Modelling effluent quality based on a real-time optical monitoring of the wastewater treatment process.

A novel optical monitoring device was used for imaging an activated sludge process in situ during a period of over one year. In this study, the dependencies between the results of image analysis and the process measurements were studied, and the optical monitoring results were utilized to predict the important quality parameters for the wastewater treatment process efficiency: suspended solids, biological oxygen demand, chemical oxygen demand, total nitrogen and total phosphorous in biologically treated wastewater. The optimal subsets of variables for each model were searched using five variable selection methods. It was shown that online optical analysis results have clear dependencies on some process variables and the purification result. The model based on optical monitoring and process variables from the early stage of the treatment process can be used to predict the levels of important quality parameters, and to show the quality of the biologically treated wastewater hours in advance.
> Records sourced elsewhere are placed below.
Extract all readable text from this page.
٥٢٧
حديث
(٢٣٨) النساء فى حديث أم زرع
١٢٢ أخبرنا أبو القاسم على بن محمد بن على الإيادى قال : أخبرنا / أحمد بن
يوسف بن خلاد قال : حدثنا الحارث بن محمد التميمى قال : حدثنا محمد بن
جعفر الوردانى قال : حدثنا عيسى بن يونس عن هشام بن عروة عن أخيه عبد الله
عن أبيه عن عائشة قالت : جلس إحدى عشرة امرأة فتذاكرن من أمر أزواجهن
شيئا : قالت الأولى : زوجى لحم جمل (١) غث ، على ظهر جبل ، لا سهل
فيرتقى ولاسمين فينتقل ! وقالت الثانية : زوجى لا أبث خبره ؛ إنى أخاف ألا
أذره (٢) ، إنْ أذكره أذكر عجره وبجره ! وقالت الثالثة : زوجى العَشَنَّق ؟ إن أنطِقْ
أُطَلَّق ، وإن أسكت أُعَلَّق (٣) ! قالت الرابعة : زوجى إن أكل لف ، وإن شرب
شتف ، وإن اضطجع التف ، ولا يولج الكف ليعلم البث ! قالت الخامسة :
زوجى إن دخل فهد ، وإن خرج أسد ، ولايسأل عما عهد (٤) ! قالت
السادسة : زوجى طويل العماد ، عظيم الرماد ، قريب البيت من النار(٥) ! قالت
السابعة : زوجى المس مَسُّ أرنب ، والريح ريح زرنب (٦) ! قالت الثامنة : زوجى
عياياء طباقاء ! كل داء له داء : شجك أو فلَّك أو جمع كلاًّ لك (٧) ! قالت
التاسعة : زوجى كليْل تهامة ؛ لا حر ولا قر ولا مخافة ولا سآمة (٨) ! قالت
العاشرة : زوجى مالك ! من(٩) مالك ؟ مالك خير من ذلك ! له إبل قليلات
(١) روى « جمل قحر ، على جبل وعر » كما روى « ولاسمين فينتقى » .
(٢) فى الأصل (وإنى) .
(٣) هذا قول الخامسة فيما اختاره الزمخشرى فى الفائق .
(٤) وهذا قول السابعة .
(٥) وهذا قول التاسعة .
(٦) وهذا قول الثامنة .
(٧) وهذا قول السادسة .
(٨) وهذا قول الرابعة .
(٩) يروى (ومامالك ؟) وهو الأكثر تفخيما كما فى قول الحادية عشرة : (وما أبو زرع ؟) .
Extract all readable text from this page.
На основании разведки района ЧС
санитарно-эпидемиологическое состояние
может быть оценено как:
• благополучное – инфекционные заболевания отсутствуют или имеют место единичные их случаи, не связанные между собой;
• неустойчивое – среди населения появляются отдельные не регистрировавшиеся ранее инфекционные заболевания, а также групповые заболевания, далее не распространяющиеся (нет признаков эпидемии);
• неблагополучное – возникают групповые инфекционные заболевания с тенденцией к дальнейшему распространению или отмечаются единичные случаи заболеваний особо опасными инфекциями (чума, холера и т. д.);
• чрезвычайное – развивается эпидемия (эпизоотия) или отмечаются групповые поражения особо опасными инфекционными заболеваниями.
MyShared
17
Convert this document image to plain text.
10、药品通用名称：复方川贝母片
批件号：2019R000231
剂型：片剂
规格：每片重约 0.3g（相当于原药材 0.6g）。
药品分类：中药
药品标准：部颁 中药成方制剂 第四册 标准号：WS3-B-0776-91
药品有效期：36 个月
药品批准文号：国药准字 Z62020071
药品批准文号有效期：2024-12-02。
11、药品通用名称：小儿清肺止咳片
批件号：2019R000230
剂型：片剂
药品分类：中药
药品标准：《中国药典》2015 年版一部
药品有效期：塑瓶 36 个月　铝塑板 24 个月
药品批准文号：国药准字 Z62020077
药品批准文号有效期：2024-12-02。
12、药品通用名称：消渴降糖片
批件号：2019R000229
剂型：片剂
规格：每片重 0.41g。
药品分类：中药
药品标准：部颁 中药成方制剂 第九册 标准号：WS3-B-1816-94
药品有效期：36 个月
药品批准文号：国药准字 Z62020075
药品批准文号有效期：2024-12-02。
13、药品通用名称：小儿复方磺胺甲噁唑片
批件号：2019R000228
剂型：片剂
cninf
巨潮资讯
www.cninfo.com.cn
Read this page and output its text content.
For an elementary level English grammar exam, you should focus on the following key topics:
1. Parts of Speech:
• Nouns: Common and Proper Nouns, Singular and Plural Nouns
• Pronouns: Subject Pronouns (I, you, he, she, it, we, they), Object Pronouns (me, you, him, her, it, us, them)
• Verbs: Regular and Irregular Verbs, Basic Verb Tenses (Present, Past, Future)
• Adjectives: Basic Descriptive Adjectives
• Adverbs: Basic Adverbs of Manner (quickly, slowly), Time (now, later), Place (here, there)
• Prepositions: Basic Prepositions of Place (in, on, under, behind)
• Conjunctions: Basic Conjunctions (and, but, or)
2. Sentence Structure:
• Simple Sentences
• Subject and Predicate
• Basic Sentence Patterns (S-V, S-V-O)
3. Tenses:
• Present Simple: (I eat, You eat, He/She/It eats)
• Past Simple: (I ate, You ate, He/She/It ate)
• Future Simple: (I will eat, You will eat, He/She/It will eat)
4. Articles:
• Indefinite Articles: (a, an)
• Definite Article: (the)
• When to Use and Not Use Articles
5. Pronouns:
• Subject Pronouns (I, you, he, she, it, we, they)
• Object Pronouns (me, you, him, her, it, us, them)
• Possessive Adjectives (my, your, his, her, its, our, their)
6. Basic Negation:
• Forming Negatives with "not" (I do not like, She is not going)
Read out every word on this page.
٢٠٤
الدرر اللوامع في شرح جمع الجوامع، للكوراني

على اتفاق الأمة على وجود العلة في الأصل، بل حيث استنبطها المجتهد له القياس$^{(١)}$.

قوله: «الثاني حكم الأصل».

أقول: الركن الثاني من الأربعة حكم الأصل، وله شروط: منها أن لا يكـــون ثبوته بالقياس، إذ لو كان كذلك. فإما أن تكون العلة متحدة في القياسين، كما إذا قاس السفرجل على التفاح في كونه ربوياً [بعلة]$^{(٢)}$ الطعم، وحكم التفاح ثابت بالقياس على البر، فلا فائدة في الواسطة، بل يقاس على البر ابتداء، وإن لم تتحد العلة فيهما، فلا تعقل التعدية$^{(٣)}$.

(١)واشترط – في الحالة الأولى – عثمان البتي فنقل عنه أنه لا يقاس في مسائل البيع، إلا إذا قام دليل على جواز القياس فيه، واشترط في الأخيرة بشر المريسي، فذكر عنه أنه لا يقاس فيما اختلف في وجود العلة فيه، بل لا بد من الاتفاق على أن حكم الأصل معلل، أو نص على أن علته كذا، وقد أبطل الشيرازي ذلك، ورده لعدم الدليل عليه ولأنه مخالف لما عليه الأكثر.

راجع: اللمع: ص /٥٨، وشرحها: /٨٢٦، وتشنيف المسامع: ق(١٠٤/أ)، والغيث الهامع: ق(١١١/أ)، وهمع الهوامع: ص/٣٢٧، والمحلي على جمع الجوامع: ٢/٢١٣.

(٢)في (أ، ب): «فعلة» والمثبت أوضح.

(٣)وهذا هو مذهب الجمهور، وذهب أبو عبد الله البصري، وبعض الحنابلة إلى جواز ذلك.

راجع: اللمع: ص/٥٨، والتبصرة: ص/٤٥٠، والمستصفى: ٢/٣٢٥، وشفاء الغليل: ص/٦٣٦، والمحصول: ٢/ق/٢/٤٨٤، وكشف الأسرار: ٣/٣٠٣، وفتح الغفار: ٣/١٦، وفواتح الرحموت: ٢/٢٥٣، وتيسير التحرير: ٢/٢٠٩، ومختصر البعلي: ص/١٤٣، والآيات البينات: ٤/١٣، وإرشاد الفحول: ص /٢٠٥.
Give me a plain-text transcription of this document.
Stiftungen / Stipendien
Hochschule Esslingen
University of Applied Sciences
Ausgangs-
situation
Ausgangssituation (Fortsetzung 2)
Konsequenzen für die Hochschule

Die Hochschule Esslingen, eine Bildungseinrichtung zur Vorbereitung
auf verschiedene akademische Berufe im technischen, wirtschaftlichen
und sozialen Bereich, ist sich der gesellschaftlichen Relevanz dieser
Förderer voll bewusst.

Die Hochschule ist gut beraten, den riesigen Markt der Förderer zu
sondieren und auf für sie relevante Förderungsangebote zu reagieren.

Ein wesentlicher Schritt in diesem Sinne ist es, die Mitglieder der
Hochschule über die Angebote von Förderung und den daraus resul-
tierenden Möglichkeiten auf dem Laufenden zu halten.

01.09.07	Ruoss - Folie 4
This study confirms that the optical monitoring method is a valuable tool for monitoring a wastewater treatment process and receiving new information in real time. Combined with predictive modelling, it has the potential to be used in process control, keeping the process in a stable operating condition and avoiding environmental risks.

Real-time optical monitoring of the wastewater treatment process.

One activated sludge process line was optically monitored in situ by a novel image analysis equipment. The results of the image analysis were studied to find out dependencies to the process variables of the wastewater treatment plant (WWTP) and to the quality of the treated wastewater. The quality parameter of the treated wastewater, suspended solids, was modelled using the image analysis results. The model can be used for evaluating the performance of the WWTP and for the better control for stable effluent quality. It was shown that the results of the online optical monitoring reveal useful information from the process and can be used in forecasting the quality of biologically treated wastewater. The optical monitoring method together with process measurements has an important role in keeping the process in stable operating conditions and avoiding environmental risks.